EAST LIVERPOOL — The coronavirus quarantine has meant change to the life that we once knew, and this even was acknowledged by a local artist who recently shared her talents in art instruction online.

“I decided to start having a Zoom-based art class, when I realized our lives probably would not be getting back to normal anytime soon,” Sheri Liebschner explained. She had been teaching painting classes at the Museum of Ceramics on Monday mornings and Thursday evenings as well as the Daydreamers studio in Salem. That along with her Saturday workshop scheduled earlier this month in the East Liverpool Community and Learning Center had to be canceled due to the coronavirus crisis.

Missing her student artists and friends, Liebschner decided to go online. “I was missing …. being able to share their successes and pictures of their work on Facebook and Instagram. Many in the community responded positively on social media to our classes and the individual student effort, so I wanted to keep that spirit going.”

Although the COVID-19 crisis did hasten her actions, she had been thinking about offering online classes for a while. The classes are free and available to the community.

The online classes are pretty similar to her Museum of Ceramics’ classes, which she had began teaching in October. “Zoom allows participants to share audio and video, so we can share progress, problems and tips. Just like with the in-person class, we listen to music, share personal stories, local happenings and sometimes funny things too,” Liebschner continued, adding that she is still trying to work out some of the technical issues that have surfaced.

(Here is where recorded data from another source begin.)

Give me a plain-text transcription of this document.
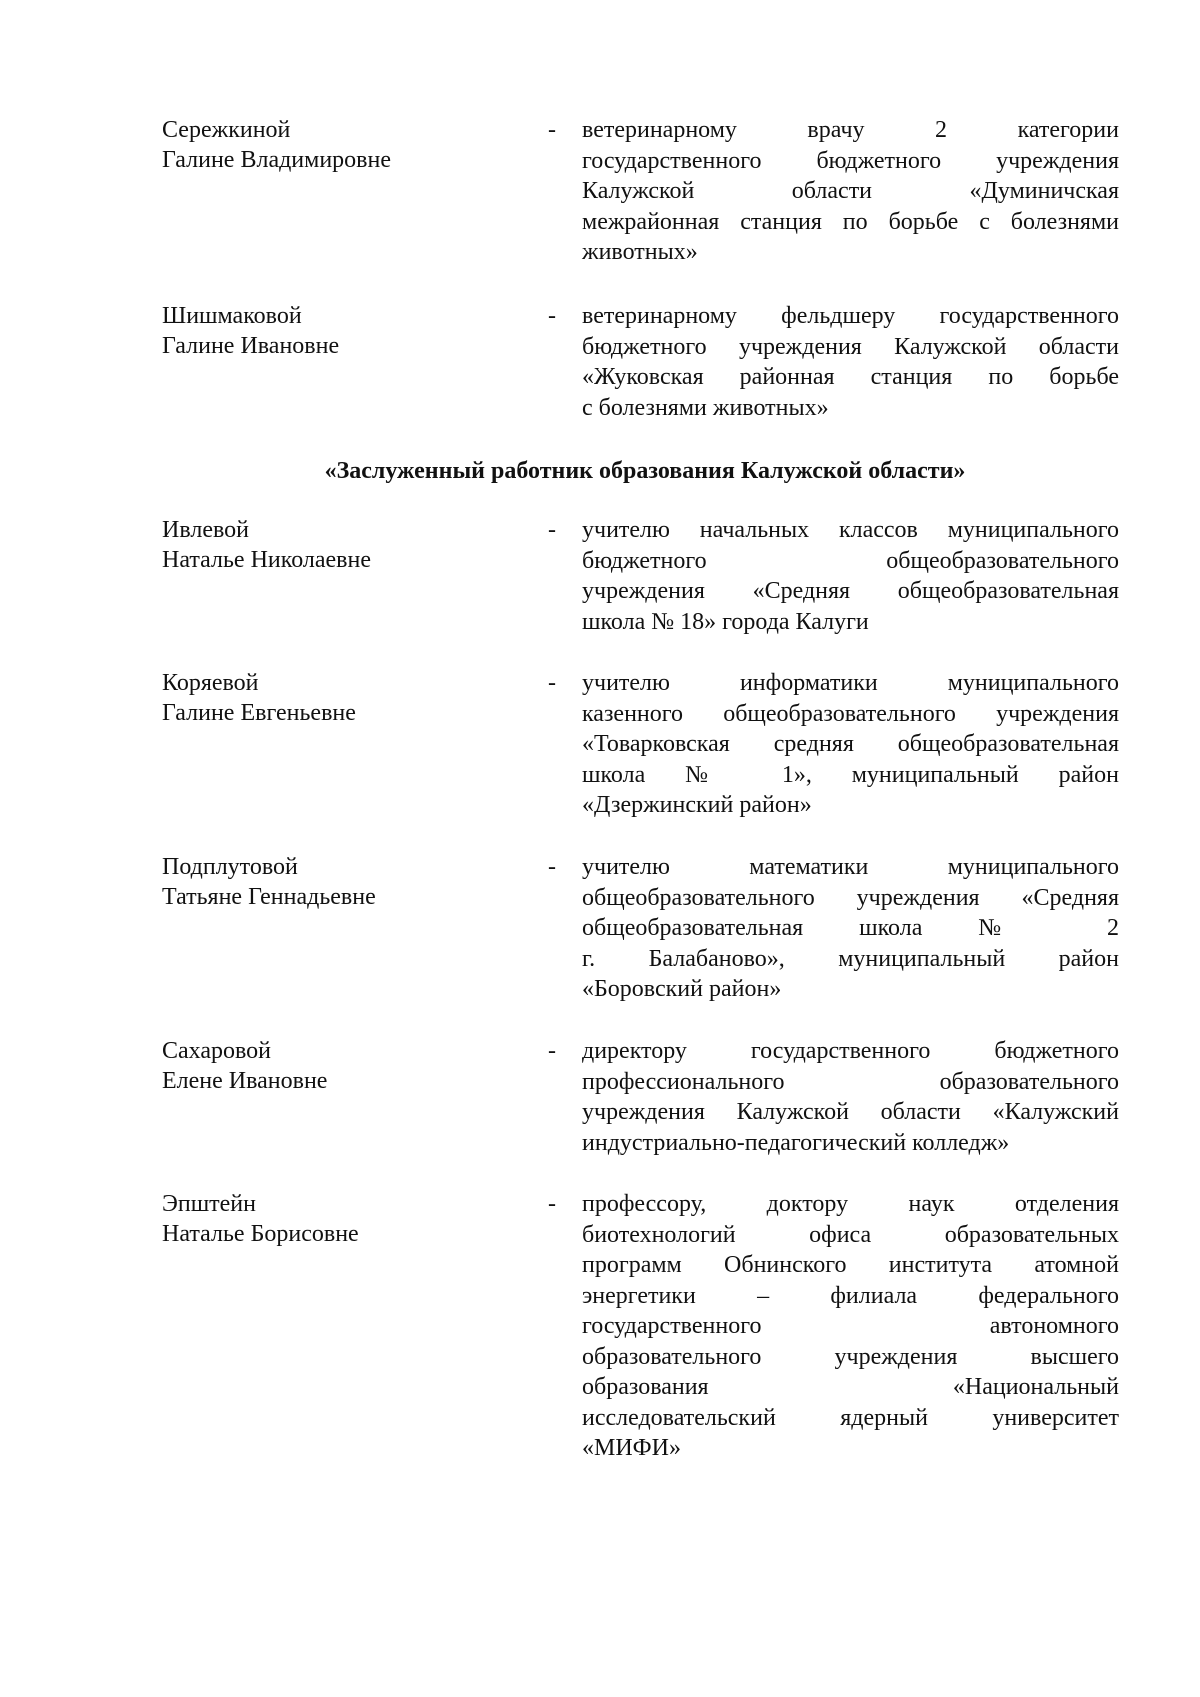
Сережкиной
Галине Владимировне
- ветеринарному врачу 2 категории
государственного бюджетного учреждения
Калужской области «Думиничская
межрайонная станция по борьбе с болезнями
животных»
Шишмаковой
Галине Ивановне
- ветеринарному фельдшеру государственного
бюджетного учреждения Калужской области
«Жуковская районная станция по борьбе
с болезнями животных»
«Заслуженный работник образования Калужской области»
Ивлевой
Наталье Николаевне
- учителю начальных классов муниципального
бюджетного общеобразовательного
учреждения «Средняя общеобразовательная
школа № 18» города Калуги
Коряевой
Галине Евгеньевне
- учителю информатики муниципального
казенного общеобразовательного учреждения
«Товарковская средняя общеобразовательная
школа № 1», муниципальный район
«Дзержинский район»
Подплутовой
Татьяне Геннадьевне
- учителю математики муниципального
общеобразовательного учреждения «Средняя
общеобразовательная школа № 2
г. Балабаново», муниципальный район
«Боровский район»
Сахаровой
Елене Ивановне
- директору государственного бюджетного
профессионального образовательного
учреждения Калужской области «Калужский
индустриально-педагогический колледж»
Эпштейн
Наталье Борисовне
- профессору, доктору наук отделения
биотехнологий офиса образовательных
программ Обнинского института атомной
энергетики – филиала федерального
государственного автономного
образовательного учреждения высшего
образования «Национальный
исследовательский ядерный университет
«МИФИ»
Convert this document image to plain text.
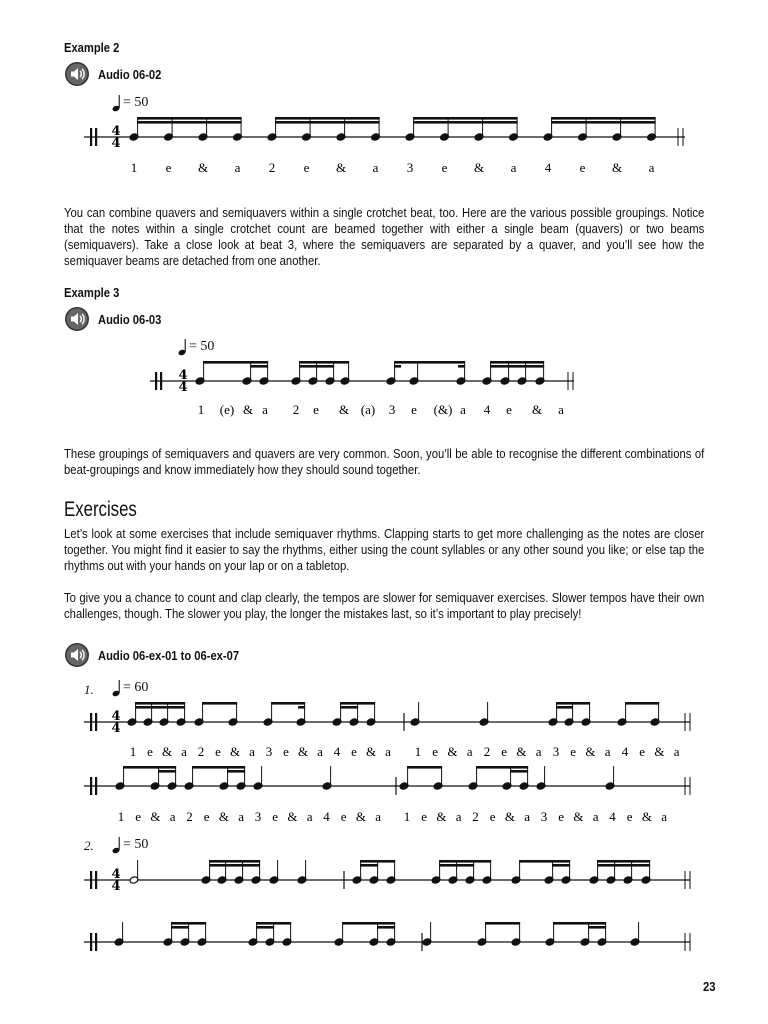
Example 2
Audio 06-02
= 50

You can combine quavers and semiquavers within a single crotchet beat, too. Here are the various possible groupings. Notice that the notes within a single crotchet count are beamed together with either a single beam (quavers) or two beams (semiquavers). Take a close look at beat 3, where the semiquavers are separated by a quaver, and you’ll see how the semiquaver beams are detached from one another.

Example 3
Audio 06-03
= 50

These groupings of semiquavers and quavers are very common. Soon, you’ll be able to recognise the different combinations of beat-groupings and know immediately how they should sound together.

Exercises

Let’s look at some exercises that include semiquaver rhythms. Clapping starts to get more challenging as the notes are closer together. You might find it easier to say the rhythms, either using the count syllables or any other sound you like; or else tap the rhythms out with your hands on your lap or on a tabletop.

To give you a chance to count and clap clearly, the tempos are slower for semiquaver exercises. Slower tempos have their own challenges, though. The slower you play, the longer the mistakes last, so it’s important to play precisely!

Audio 06-ex-01 to 06-ex-07
1. = 60
2. = 50
4
4
1 e & a 2 e & a 3 e & a 4 e & a
4
4
1 (e) & a 2 e & (a) 3 e (&) a 4 e & a
4
4
1 e & a 2 e & a 3 e & a 4 e & a 1 e & a 2 e & a 3 e & a 4 e & a
1 e & a 2 e & a 3 e & a 4 e & a 1 e & a 2 e & a 3 e & a 4 e & a
4
4
23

The class is at 10 a.m. Mondays and had been running around 40 minutes. However, Zoom has been extending that for the class to around 90 minutes at no additional charge.

Participants just need to download the free Zoom application on their computer, tablet or phone at http://zoom.us/Students. They provide their own supplies, and all experience levels are welcome.

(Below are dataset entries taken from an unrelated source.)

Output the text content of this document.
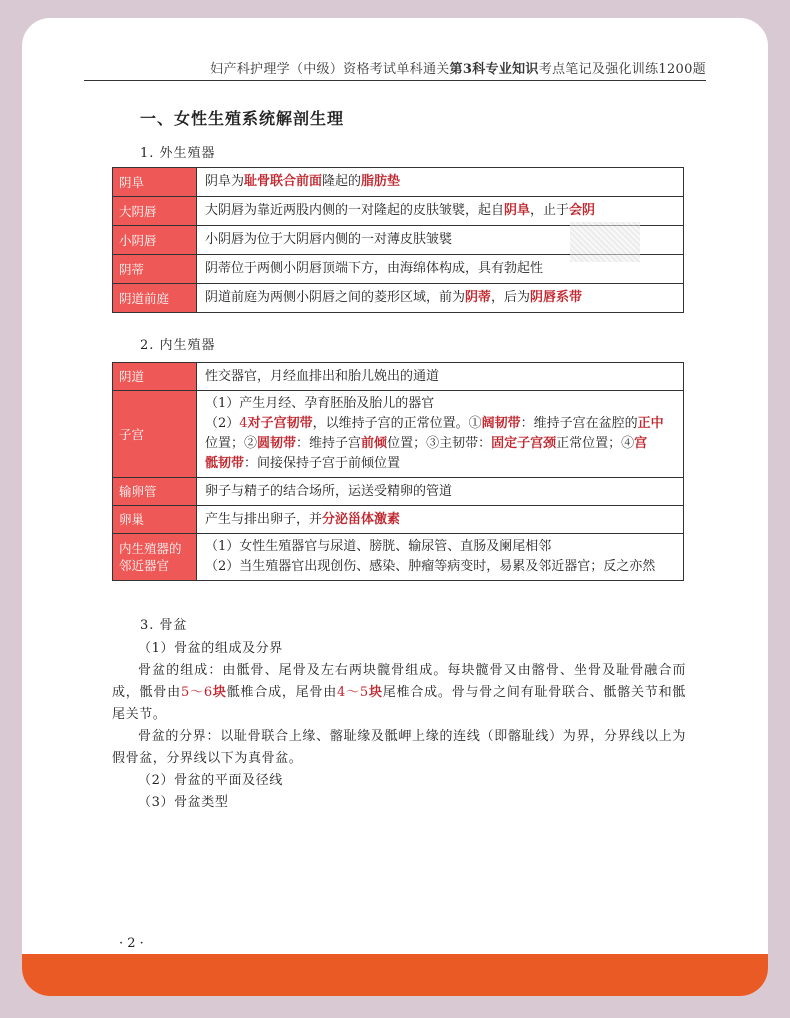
妇产科护理学（中级）资格考试单科通关第3科专业知识考点笔记及强化训练1200题
一、女性生殖系统解剖生理
1. 外生殖器
阴阜	阴阜为耻骨联合前面隆起的脂肪垫
大阴唇	大阴唇为靠近两股内侧的一对隆起的皮肤皱襞，起自阴阜，止于会阴
小阴唇	小阴唇为位于大阴唇内侧的一对薄皮肤皱襞
阴蒂	阴蒂位于两侧小阴唇顶端下方，由海绵体构成，具有勃起性
阴道前庭	阴道前庭为两侧小阴唇之间的菱形区域，前为阴蒂，后为阴唇系带
2. 内生殖器
阴道	性交器官，月经血排出和胎儿娩出的通道

子宫	（1）产生月经、孕育胚胎及胎儿的器官
（2）4对子宫韧带，以维持子宫的正常位置。①阔韧带：维持子宫在盆腔的正中
位置；②圆韧带：维持子宫前倾位置；③主韧带：固定子宫颈正常位置；④宫
骶韧带：间接保持子宫于前倾位置

输卵管	卵子与精子的结合场所，运送受精卵的管道

卵巢	产生与排出卵子，并分泌甾体激素

内生殖器的邻近器官	（1）女性生殖器官与尿道、膀胱、输尿管、直肠及阑尾相邻
（2）当生殖器官出现创伤、感染、肿瘤等病变时，易累及邻近器官；反之亦然
3. 骨盆
（1）骨盆的组成及分界
骨盆的组成：由骶骨、尾骨及左右两块髋骨组成。每块髋骨又由髂骨、坐骨及耻骨融合而成，骶骨由5～6块骶椎合成，尾骨由4～5块尾椎合成。骨与骨之间有耻骨联合、骶髂关节和骶尾关节。
骨盆的分界：以耻骨联合上缘、髂耻缘及骶岬上缘的连线（即髂耻线）为界，分界线以上为假骨盆，分界线以下为真骨盆。
（2）骨盆的平面及径线
（3）骨盆类型
· 2 ·
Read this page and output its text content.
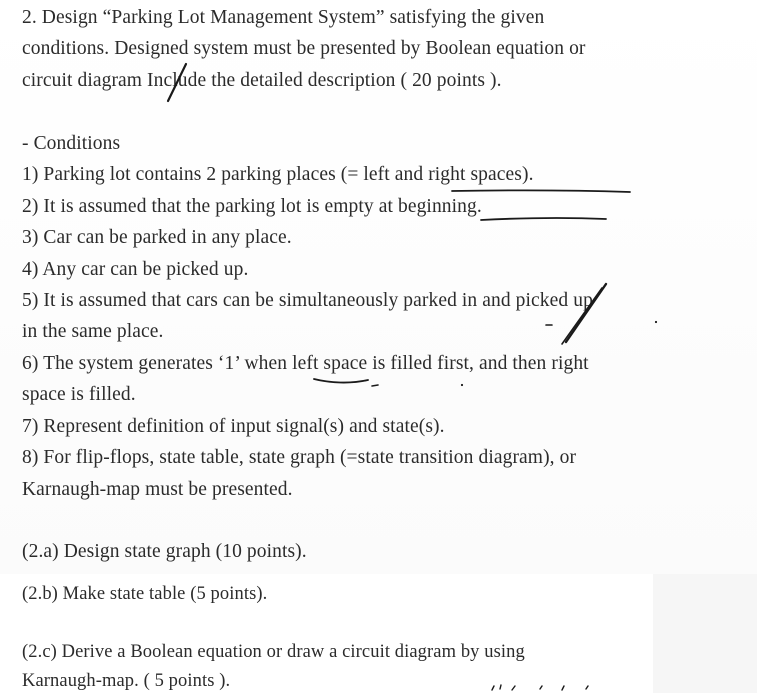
2. Design “Parking Lot Management System” satisfying the given
conditions. Designed system must be presented by Boolean equation or
circuit diagram Include the detailed description ( 20 points ).
- Conditions
1) Parking lot contains 2 parking places (= left and right spaces).
2) It is assumed that the parking lot is empty at beginning.
3) Car can be parked in any place.
4) Any car can be picked up.
5) It is assumed that cars can be simultaneously parked in and picked up
in the same place.
6) The system generates ‘1’ when left space is filled first, and then right
space is filled.
7) Represent definition of input signal(s) and state(s).
8) For flip-flops, state table, state graph (=state transition diagram), or
Karnaugh-map must be presented.
(2.a) Design state graph (10 points).
(2.b) Make state table (5 points).
(2.c) Derive a Boolean equation or draw a circuit diagram by using
Karnaugh-map. ( 5 points ).
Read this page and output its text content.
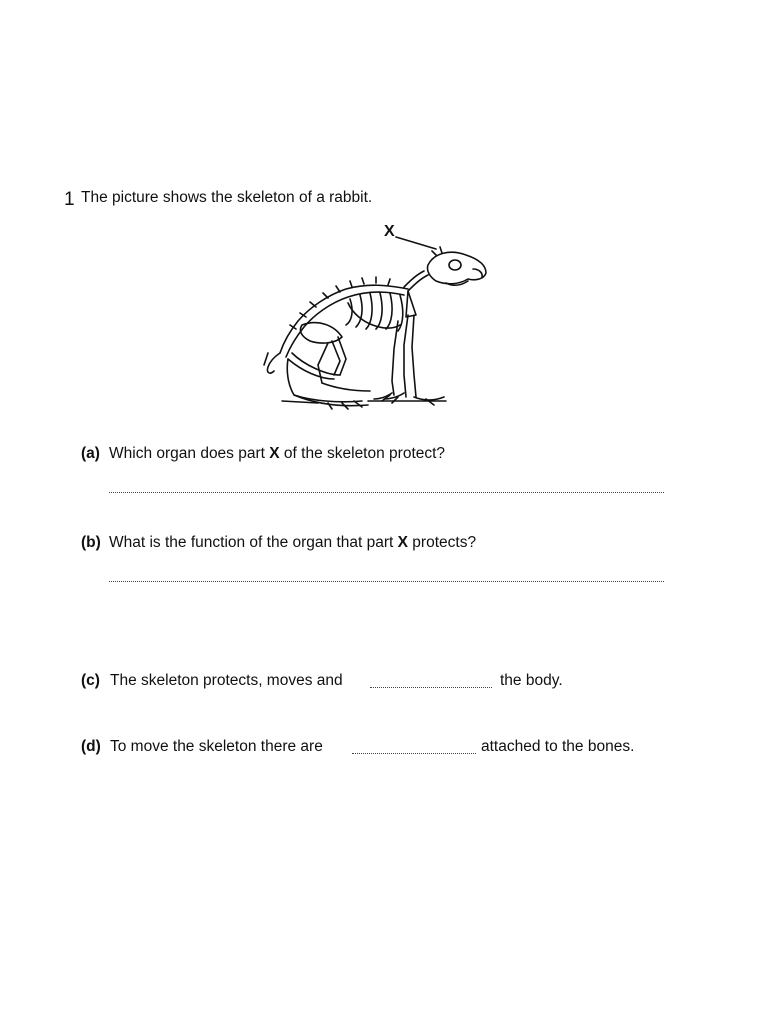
1 The picture shows the skeleton of a rabbit.
X
(a) Which organ does part X of the skeleton protect?
(b) What is the function of the organ that part X protects?
(c) The skeleton protects, moves and	the body.
(d) To move the skeleton there are	attached to the bones.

Liebschner said that she inherited her love of art from her mother Carole, who is an accomplished artist in her own right. “She won awards for her paintings locally when I was growing up and has won quite a few recently in regional shows as well.”

She had studied art at Miami University and rediscovered it as an adult, taking continuing education classes in the evenings. This led to her signing up for some regular college art classes at the University of Akron, where she and her mother study with nationally recognized artist Christopher Leeper in Canfield. “Right now this is my day job, and it has really taken off over the past 12 months. I am represented by the Fine Art Sales Gallery at the Butler Institute of American Art”, where she sells original paintings and greeting cards.